If the actual opening you've got is at least 18.5 wide by 13 high, you can fit all kinds of units. You just remove the flimsy sliding frame thing that comes with it, and improvise something in the minimal opening that's left. Just stuffing in foam rubber, for example, works great.
posted by beagle at 2:38 PM on June 9, 2008


Note that if your ceilings are high, the fans are blowing the warmer air back down - you might as well let it stack up by the ceiling and let the AC's output pool down by the floor where you are.

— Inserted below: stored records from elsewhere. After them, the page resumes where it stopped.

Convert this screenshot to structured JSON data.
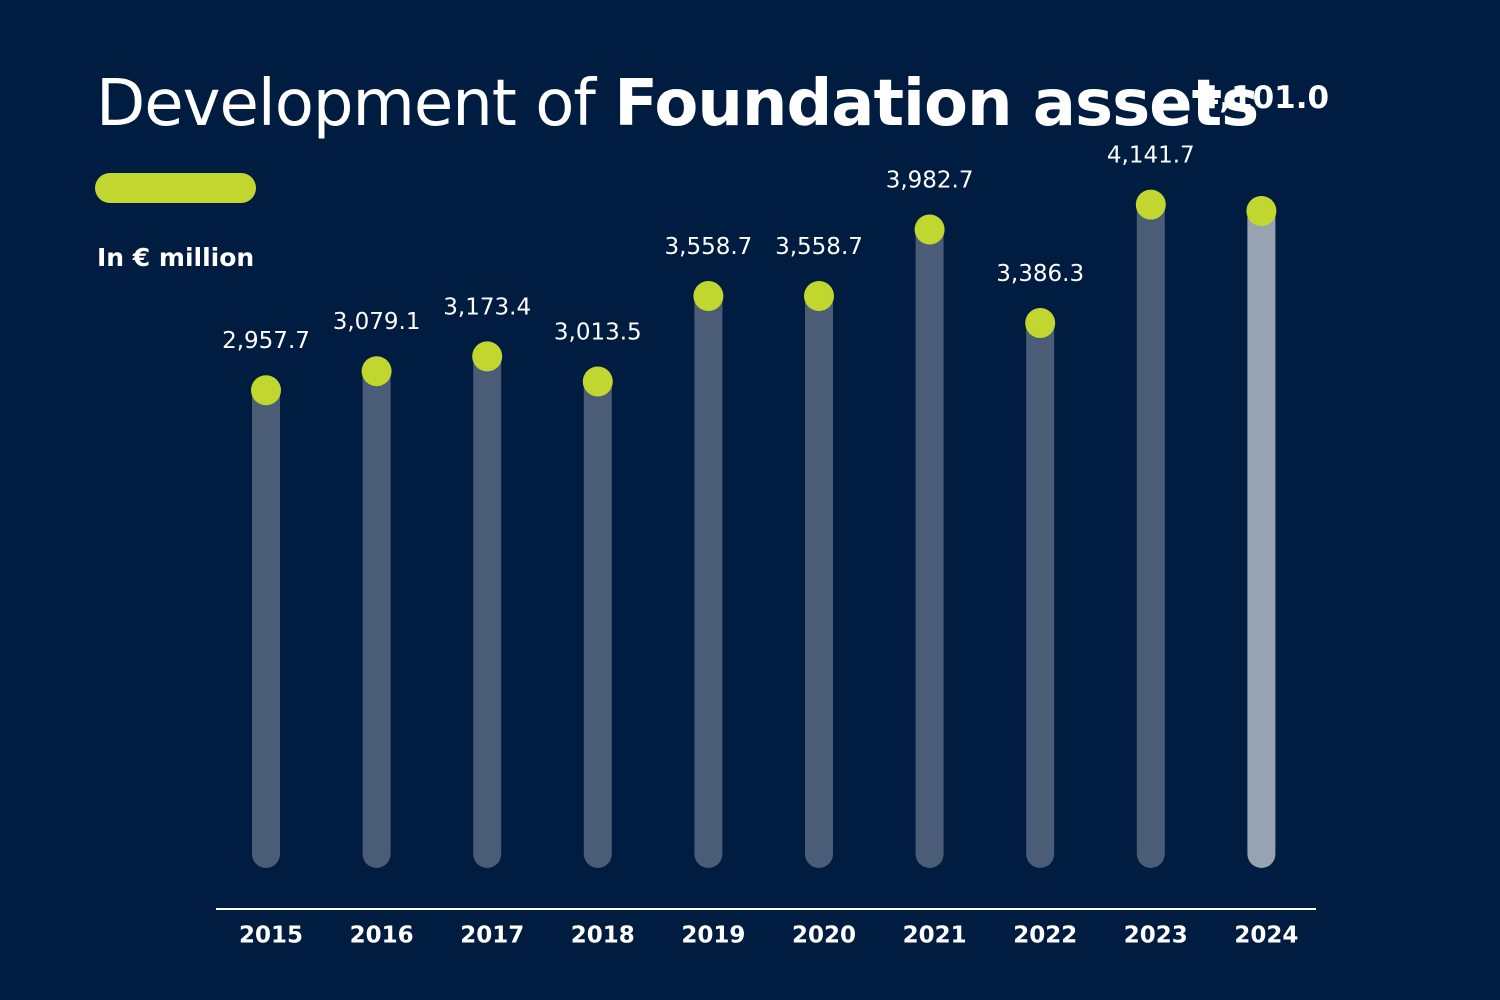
{
  "colors": {
    "background": "#001c40",
    "bar": "#4b5c77",
    "bar_highlight": "#98a3b2",
    "dot": "#c1d72f",
    "accent": "#c1d72f",
    "axis": "#ffffff",
    "text": "#ffffff"
  },
  "heading": {
    "title_regular": "Development of ",
    "title_bold": "Foundation assets"
  },
  "chart_data": {
    "type": "bar",
    "unit": "In € million",
    "categories": [
      "2015",
      "2016",
      "2017",
      "2018",
      "2019",
      "2020",
      "2021",
      "2022",
      "2023",
      "2024"
    ],
    "values": [
      2957.7,
      3079.1,
      3173.4,
      3013.5,
      3558.7,
      3558.7,
      3982.7,
      3386.3,
      4141.7,
      4101.0
    ],
    "value_labels": [
      "2,957.7",
      "3,079.1",
      "3,173.4",
      "3,013.5",
      "3,558.7",
      "3,558.7",
      "3,982.7",
      "3,386.3",
      "4,141.7",
      "4,101.0"
    ],
    "highlight_category": "2024",
    "ylim": [
      0,
      5000
    ],
    "grid": false,
    "legend": "none"
  }
}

I'm in NYC too and I cool 950ft² (with 14ft ceilings) very well with one 18500 BTU Friedrich which was recommended and installed by Air-Wave which is near you on Jerome Ave. They've can answer all your questions and have always been honest and ethical with me and the many NYers to whom I've recommended them.
posted by nicwolff at 3:43 PM on June 9, 2008


I've found that portable units are way less effective than their equivalent-BTU window units. I had a great portable unit for my bedroom in my old apartment, but it had some heat radiating from the exhaust tube, and it doesn't do much to eliminate humidity, which can make it feel hotter. I think a 12 or 15k BTU unit in your bedroom will probably suffice. Turn off the ceiling fans and use floor fans to circulate the air. You could put a box fan at the end of the hallway to help get the cool air that's shooting out of the bedroom get to the front room.
posted by bedhead at 6:10 PM on June 9, 2008


Where is the exhaust (hot side) blowing? Where is it getting its intake air? What I'm going for is that it might be removing heat from your space, but if it's creating negative pressure and pulling in hot air (especially if your window seal isn't good for the exhaust tube) you are ending up with a sort of circular flow of heat- you are just processing and reprocessing the same heat, never making any progress at actually removing it from your environment.

Is your building brick? Because the afternoon heat on a brick wall will SERIOUSLY affect your btu/sq ft calculations.

Even still, 10k btu should make at least the front half of your house chilly. I have an 11k wall unit and it cools a 750 sq ft apartment quite well- too well, often, because it cools too quickly to remove all the humidity. Is your unit generating a lot of water? Is the water pan filling up and cutting the machine off?